2.5 months after Pilocarpine epileptogenesis modeling, the mice develop stable epileptic brain waves (spike) and spontaneous epileptic seizure brain waves (SRS), the modeled mice are given proparacaine hydrochloride (short for D-5, 10mg/kg, intragastric), and the spike and SRS of the epileptic mice are both obviously inhibited. As shown in fig. 4, the number of total epileptic waves and the number of epileptic seizures within 24 hours after the administration were counted, indicating that the number of epileptic waves and the number of epileptic seizures within 24 hours after the administration were significantly suppressed.

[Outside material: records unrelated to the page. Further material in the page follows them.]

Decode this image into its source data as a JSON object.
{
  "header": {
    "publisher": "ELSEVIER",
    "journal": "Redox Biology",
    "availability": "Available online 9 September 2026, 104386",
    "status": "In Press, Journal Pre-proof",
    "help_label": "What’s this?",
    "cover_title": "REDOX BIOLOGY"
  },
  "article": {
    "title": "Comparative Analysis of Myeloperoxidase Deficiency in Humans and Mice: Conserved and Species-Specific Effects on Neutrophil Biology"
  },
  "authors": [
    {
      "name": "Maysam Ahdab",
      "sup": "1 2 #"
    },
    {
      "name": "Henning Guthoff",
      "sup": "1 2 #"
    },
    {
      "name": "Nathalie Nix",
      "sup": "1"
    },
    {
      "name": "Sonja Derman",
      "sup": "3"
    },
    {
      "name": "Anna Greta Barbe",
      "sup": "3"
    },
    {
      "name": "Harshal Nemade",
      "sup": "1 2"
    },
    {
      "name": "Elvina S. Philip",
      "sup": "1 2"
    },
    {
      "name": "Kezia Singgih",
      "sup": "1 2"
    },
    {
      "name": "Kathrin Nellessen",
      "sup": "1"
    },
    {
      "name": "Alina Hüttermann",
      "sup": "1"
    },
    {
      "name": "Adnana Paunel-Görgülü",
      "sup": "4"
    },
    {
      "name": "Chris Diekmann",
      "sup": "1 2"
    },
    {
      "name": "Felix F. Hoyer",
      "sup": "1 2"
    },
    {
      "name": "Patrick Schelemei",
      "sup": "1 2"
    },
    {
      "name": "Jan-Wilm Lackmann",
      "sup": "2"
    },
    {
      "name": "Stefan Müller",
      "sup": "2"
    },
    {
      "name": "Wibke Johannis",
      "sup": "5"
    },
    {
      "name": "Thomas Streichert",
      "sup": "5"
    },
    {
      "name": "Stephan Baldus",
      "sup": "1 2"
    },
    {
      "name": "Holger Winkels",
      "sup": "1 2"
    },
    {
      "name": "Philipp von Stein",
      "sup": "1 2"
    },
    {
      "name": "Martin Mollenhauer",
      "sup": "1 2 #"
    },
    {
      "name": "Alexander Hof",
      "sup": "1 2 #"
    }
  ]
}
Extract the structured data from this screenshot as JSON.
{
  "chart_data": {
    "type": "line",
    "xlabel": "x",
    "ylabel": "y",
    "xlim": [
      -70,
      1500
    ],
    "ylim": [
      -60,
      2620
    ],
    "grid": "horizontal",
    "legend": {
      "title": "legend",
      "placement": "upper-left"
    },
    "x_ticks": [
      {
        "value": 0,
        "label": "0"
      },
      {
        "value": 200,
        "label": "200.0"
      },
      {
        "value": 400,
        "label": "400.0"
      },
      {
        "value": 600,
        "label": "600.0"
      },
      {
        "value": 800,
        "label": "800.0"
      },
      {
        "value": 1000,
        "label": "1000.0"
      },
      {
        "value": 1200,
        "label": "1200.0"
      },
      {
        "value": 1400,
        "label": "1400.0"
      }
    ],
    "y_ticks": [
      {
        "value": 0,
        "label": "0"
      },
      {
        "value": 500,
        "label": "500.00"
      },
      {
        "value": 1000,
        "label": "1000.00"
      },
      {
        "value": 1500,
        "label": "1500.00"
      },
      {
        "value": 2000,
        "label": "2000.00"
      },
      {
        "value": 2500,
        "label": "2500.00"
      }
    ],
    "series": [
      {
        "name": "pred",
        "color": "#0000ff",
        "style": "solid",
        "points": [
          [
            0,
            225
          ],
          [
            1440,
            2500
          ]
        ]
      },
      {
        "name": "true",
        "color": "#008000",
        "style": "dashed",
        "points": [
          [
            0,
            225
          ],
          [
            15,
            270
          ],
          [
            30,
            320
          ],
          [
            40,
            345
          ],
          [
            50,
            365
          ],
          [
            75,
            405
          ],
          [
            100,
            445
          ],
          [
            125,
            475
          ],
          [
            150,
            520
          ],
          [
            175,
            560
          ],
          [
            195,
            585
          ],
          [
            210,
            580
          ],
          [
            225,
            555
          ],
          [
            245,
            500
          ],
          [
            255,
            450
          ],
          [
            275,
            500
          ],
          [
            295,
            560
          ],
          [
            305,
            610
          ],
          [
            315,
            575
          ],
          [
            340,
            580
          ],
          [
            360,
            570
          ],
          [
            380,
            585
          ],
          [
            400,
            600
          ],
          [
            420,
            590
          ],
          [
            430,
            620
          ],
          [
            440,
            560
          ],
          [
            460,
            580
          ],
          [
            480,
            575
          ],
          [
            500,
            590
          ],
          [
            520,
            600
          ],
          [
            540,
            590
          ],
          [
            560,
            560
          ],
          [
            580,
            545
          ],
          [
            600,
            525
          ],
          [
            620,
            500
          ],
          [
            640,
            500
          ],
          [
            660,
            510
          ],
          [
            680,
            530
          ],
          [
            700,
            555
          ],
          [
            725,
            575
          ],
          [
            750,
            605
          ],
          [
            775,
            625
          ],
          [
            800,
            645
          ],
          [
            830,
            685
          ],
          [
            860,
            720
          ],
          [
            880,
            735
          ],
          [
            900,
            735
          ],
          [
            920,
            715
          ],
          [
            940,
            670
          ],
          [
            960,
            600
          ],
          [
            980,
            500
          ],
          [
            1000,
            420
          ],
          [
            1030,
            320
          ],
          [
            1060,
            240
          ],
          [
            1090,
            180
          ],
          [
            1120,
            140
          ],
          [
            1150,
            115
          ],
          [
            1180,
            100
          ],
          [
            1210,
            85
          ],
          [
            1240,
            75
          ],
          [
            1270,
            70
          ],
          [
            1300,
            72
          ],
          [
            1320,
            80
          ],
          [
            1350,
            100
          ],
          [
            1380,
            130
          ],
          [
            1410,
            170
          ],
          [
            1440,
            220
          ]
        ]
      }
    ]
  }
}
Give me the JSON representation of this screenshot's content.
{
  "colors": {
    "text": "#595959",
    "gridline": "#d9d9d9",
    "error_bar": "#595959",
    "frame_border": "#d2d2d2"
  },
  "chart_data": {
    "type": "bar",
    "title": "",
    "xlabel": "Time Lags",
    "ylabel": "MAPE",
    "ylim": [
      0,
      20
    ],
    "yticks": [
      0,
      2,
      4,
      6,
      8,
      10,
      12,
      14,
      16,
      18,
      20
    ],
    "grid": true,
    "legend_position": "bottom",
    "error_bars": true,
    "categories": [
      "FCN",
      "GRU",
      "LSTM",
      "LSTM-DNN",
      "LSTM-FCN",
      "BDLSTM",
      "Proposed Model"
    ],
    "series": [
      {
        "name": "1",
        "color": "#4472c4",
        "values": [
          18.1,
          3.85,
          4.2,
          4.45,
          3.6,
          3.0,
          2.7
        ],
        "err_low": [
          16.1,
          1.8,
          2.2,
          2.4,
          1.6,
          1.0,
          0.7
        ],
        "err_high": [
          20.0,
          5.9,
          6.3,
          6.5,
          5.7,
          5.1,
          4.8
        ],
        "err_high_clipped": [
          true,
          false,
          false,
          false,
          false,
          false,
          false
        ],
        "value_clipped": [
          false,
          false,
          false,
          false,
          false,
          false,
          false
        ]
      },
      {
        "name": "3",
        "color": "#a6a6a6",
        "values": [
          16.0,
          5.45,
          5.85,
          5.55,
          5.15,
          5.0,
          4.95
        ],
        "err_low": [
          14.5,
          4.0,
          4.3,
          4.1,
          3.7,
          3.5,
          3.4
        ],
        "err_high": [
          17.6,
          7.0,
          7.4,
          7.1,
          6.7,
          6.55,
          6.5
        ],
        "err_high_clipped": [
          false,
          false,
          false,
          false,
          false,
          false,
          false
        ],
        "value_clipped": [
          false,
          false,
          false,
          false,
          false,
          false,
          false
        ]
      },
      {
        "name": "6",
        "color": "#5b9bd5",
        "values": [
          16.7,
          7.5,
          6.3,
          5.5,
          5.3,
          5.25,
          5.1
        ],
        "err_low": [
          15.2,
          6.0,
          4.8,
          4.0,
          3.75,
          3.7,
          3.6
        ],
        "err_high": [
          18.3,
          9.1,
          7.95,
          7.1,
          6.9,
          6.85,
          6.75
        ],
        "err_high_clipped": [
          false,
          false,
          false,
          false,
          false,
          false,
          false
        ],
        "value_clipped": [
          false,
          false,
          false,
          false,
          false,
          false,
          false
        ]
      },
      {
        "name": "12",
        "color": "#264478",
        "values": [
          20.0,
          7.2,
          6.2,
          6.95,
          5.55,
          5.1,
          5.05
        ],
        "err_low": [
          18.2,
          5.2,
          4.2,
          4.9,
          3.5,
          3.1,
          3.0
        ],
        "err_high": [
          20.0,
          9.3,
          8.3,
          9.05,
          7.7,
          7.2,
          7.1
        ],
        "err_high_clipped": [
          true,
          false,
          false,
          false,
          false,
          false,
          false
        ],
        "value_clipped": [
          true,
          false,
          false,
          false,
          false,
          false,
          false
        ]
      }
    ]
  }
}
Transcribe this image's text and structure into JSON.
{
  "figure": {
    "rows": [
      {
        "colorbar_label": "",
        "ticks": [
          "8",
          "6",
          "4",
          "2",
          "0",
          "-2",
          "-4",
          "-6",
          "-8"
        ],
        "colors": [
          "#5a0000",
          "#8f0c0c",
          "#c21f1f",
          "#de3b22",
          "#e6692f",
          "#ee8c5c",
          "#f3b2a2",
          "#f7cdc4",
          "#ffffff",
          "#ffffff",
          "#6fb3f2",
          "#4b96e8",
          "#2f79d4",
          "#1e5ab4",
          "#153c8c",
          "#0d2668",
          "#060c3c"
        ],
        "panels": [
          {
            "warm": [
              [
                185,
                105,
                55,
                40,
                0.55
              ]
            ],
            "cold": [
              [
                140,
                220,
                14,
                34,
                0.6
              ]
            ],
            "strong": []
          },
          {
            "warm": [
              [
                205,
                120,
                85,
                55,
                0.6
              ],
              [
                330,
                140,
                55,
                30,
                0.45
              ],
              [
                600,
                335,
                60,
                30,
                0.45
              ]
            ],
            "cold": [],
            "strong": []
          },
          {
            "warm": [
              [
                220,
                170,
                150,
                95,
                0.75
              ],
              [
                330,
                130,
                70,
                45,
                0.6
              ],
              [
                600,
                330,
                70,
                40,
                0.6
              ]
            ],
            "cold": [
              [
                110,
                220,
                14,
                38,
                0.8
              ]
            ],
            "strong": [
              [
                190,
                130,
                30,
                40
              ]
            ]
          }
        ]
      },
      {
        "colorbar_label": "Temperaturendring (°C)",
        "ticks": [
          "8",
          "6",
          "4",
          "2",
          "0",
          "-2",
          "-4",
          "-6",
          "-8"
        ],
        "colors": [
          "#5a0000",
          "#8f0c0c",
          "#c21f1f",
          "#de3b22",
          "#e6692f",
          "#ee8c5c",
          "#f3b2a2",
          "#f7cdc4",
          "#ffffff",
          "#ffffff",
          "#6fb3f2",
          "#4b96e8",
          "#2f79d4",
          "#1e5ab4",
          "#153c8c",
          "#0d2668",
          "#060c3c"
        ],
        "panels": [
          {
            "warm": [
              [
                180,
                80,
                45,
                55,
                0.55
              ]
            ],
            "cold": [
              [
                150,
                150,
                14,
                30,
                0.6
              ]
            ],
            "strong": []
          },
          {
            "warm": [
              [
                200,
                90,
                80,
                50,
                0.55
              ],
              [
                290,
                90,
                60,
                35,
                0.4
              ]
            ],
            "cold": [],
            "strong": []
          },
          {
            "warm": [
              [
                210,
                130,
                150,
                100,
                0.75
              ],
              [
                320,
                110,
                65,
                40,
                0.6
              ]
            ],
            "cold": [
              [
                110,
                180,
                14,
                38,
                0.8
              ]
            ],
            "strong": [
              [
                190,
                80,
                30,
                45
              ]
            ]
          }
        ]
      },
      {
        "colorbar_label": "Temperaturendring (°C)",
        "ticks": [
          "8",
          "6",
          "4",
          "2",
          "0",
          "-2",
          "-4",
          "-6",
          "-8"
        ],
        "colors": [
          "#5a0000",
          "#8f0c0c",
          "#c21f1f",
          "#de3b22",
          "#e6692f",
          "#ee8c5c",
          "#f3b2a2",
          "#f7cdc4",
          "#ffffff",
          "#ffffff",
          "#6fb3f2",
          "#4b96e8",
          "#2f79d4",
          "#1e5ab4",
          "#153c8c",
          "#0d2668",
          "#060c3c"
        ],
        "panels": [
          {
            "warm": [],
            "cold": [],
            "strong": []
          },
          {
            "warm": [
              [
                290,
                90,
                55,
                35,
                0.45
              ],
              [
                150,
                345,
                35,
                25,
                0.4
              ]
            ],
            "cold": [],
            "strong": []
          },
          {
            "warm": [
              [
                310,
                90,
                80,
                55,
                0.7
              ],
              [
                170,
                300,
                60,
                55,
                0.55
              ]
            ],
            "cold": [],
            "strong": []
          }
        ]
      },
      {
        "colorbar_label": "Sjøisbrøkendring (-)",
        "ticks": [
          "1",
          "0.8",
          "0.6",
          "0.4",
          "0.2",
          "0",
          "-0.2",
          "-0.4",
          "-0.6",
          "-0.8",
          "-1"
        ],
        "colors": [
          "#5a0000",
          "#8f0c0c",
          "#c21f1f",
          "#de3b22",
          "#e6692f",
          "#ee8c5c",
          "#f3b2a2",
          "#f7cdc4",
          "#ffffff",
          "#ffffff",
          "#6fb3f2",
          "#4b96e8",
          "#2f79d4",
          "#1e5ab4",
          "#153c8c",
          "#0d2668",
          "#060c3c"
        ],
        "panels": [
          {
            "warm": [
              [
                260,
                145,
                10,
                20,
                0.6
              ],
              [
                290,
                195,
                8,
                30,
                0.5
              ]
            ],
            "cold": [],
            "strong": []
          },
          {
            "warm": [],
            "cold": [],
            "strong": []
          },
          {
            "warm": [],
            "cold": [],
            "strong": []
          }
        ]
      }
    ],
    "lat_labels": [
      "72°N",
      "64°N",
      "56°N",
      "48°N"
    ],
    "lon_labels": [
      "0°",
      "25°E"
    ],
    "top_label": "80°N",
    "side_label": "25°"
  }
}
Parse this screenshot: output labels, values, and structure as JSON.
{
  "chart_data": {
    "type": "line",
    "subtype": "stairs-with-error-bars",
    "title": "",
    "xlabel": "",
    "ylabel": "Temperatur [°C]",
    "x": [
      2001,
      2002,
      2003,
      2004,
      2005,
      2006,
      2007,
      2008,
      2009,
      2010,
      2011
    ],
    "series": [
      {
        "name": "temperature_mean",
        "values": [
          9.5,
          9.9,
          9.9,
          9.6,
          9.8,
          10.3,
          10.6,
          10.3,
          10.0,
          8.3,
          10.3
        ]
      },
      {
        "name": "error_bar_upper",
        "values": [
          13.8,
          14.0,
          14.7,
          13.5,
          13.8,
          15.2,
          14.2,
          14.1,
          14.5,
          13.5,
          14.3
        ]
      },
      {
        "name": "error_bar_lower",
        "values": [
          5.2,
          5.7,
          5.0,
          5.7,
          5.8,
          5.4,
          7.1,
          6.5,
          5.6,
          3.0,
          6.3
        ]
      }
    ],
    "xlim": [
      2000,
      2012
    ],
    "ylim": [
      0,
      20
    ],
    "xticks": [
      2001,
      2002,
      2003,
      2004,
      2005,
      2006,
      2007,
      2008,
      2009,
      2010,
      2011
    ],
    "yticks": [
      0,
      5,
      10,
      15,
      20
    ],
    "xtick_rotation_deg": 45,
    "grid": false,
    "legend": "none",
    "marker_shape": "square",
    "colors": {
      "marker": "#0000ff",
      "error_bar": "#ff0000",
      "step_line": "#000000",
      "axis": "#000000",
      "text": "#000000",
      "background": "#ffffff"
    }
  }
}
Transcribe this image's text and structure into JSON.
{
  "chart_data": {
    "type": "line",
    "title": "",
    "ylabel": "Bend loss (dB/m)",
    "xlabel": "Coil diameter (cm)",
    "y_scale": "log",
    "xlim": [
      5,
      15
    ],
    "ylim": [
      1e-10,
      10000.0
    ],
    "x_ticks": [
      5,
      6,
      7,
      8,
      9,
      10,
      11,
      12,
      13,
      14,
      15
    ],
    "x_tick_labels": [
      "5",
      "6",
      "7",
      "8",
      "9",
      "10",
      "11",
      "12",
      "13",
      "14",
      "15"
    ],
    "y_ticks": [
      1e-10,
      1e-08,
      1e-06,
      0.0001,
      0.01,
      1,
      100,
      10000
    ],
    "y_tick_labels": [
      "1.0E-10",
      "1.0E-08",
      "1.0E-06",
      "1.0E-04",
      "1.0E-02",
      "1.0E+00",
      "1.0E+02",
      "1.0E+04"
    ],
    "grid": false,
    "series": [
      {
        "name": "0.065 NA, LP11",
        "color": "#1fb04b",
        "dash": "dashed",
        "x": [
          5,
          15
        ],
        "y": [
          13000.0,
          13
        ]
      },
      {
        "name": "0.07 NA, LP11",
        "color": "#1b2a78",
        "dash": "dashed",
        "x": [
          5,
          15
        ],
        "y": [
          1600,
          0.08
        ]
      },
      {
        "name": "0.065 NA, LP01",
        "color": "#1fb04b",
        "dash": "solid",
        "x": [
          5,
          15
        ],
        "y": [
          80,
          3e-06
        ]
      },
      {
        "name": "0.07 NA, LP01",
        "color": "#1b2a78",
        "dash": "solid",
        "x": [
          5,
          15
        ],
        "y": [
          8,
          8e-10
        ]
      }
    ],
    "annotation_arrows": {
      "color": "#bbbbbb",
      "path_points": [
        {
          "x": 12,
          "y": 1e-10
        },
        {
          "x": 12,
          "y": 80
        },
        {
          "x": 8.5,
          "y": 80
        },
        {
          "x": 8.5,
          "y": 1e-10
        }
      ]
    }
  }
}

Test example 3 cytotoxicity test

In this example, PC12 cells were cultured, Cell Counting Kit-8 (CCK-8 for short) cytotoxicity test was performed, a Cell suspension was prepared, inoculated into a 96-well plate, subjected to adherent culture in an incubator at 37 ℃ and incubated with different concentrations (0.1. mu.g/ml, 1. mu.g/ml, 10. mu.g/ml, 100. mu.g/ml) of the drug for 24 hours, 10. mu.l of CCK-8 was added thereto and cultured for 4 hours, and then absorbance at 450nm was measured. Neither proparacaine hydrochloride nor the reference drug levetiracetam caused significant cellular damage, as shown in figure 5.

Although the invention has been described in detail above with reference to a general description and specific examples, it will be apparent to one skilled in the art that modifications or improvements may be made thereto based on the invention. Accordingly, such modifications and improvements are intended to be within the scope of the invention as claimed.